Smarty Pants Podcast

The Abortion Underground

Laura Kaplan on the vital work of Jane

By Stephanie Bastek | November 11, 2022
Martha Scott, Jeanne Galatzer-Levy, Abby Pariser, Sheila Smith and Madeline Schwenk were five of the seven Jane members arrested in 1972 (via HBO)
Martha Scott, Jeanne Galatzer-Levy, Abby Pariser, Sheila Smith and Madeline Schwenk were five of the seven Jane members arrested in 1972 (via HBO)

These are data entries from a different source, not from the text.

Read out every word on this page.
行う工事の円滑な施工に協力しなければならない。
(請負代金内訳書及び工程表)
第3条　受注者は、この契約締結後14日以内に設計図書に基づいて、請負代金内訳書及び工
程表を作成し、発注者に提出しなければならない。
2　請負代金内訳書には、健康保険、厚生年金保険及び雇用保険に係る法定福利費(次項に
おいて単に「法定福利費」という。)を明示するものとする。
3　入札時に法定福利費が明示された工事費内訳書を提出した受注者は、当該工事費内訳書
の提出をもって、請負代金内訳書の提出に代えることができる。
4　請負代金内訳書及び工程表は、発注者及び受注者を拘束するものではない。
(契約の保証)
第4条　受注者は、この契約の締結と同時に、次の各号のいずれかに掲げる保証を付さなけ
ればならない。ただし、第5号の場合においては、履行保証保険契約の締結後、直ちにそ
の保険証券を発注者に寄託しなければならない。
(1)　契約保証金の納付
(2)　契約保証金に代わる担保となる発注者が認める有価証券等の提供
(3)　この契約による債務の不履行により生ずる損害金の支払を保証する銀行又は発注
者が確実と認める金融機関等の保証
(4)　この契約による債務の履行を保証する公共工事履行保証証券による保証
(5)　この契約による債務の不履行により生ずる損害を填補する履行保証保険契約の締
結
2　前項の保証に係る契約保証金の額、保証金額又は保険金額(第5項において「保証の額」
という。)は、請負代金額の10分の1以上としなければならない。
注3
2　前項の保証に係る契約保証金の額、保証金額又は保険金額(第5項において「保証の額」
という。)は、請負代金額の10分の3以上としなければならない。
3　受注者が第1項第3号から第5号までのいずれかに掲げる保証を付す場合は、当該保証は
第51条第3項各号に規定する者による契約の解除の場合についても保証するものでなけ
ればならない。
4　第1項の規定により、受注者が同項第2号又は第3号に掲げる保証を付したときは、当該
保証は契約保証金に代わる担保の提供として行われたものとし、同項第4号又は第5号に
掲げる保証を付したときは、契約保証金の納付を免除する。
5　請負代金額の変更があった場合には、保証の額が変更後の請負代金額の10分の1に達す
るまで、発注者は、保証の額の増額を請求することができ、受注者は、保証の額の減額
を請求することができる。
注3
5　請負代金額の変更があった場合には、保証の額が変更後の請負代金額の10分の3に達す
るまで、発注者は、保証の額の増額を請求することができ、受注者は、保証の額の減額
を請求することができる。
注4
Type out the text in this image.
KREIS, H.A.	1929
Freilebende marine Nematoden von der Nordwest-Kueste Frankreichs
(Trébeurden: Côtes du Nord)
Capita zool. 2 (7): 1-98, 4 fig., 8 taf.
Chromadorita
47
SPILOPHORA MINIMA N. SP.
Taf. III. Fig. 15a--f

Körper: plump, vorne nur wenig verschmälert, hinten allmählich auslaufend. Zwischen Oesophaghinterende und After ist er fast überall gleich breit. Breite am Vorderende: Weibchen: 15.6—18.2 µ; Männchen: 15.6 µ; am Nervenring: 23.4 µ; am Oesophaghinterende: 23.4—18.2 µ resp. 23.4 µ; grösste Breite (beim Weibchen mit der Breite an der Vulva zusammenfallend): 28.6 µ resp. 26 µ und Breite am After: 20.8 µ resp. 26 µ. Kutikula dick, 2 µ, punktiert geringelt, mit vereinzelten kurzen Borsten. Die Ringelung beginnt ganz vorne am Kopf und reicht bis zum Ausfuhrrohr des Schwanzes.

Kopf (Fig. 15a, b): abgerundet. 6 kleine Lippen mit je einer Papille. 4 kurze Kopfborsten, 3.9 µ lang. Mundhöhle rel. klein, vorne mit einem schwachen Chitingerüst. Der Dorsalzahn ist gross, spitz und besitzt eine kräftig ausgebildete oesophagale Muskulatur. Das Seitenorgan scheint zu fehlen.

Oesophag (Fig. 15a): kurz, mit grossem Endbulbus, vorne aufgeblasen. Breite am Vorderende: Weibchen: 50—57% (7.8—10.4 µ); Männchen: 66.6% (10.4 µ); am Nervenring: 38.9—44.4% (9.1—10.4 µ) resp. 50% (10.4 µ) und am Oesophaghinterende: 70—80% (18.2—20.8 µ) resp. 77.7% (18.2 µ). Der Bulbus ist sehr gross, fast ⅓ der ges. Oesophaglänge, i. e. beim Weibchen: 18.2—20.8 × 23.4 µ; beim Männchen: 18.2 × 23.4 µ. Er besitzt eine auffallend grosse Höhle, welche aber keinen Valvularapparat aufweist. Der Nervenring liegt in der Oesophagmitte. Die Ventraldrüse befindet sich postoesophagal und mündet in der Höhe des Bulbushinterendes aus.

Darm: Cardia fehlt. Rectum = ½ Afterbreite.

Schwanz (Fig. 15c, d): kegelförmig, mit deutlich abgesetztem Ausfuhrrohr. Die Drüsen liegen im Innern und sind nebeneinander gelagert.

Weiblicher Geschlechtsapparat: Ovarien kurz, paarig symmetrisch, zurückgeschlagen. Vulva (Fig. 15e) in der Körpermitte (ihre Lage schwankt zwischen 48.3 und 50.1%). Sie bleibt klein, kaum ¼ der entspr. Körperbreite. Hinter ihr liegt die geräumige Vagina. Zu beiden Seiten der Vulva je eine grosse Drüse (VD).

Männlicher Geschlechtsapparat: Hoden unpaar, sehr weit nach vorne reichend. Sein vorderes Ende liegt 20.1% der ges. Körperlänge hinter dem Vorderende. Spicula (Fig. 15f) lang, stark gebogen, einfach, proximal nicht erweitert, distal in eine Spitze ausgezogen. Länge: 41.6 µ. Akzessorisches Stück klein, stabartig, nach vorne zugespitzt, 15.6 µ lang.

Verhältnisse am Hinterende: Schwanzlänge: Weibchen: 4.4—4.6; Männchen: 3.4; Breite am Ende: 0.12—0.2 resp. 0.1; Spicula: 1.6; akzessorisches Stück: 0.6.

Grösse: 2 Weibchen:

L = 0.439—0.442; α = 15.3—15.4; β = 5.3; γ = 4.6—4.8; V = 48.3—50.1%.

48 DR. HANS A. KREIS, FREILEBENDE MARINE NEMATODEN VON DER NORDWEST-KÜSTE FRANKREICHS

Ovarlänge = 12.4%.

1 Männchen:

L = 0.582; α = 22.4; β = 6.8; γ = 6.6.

The Abortion Counseling Service of Women’s Liberation, codenamed “Jane,” performed an estimated 11,000 low-cost abortions in Chicago in the years immediately preceding the 1973 Roe v. Wade decision. Jane began in 1969 as a counseling service that connected people with doctors willing to terminate their pregnancies. But soon enough, its members started assisting with the procedures, and by the end of 1971, were themselves providing as many as 90 abortions a week in addition to basic gynecological care. None of the Jane volunteers—all of them women—were doctors. They simply believed that women should take reproductive care into their own hands, as they had done for centuries prior to the advent of bans on abortion. In The Story of Jane, activist Laura Kaplan tells the story of the legendary service, of which she herself was a member.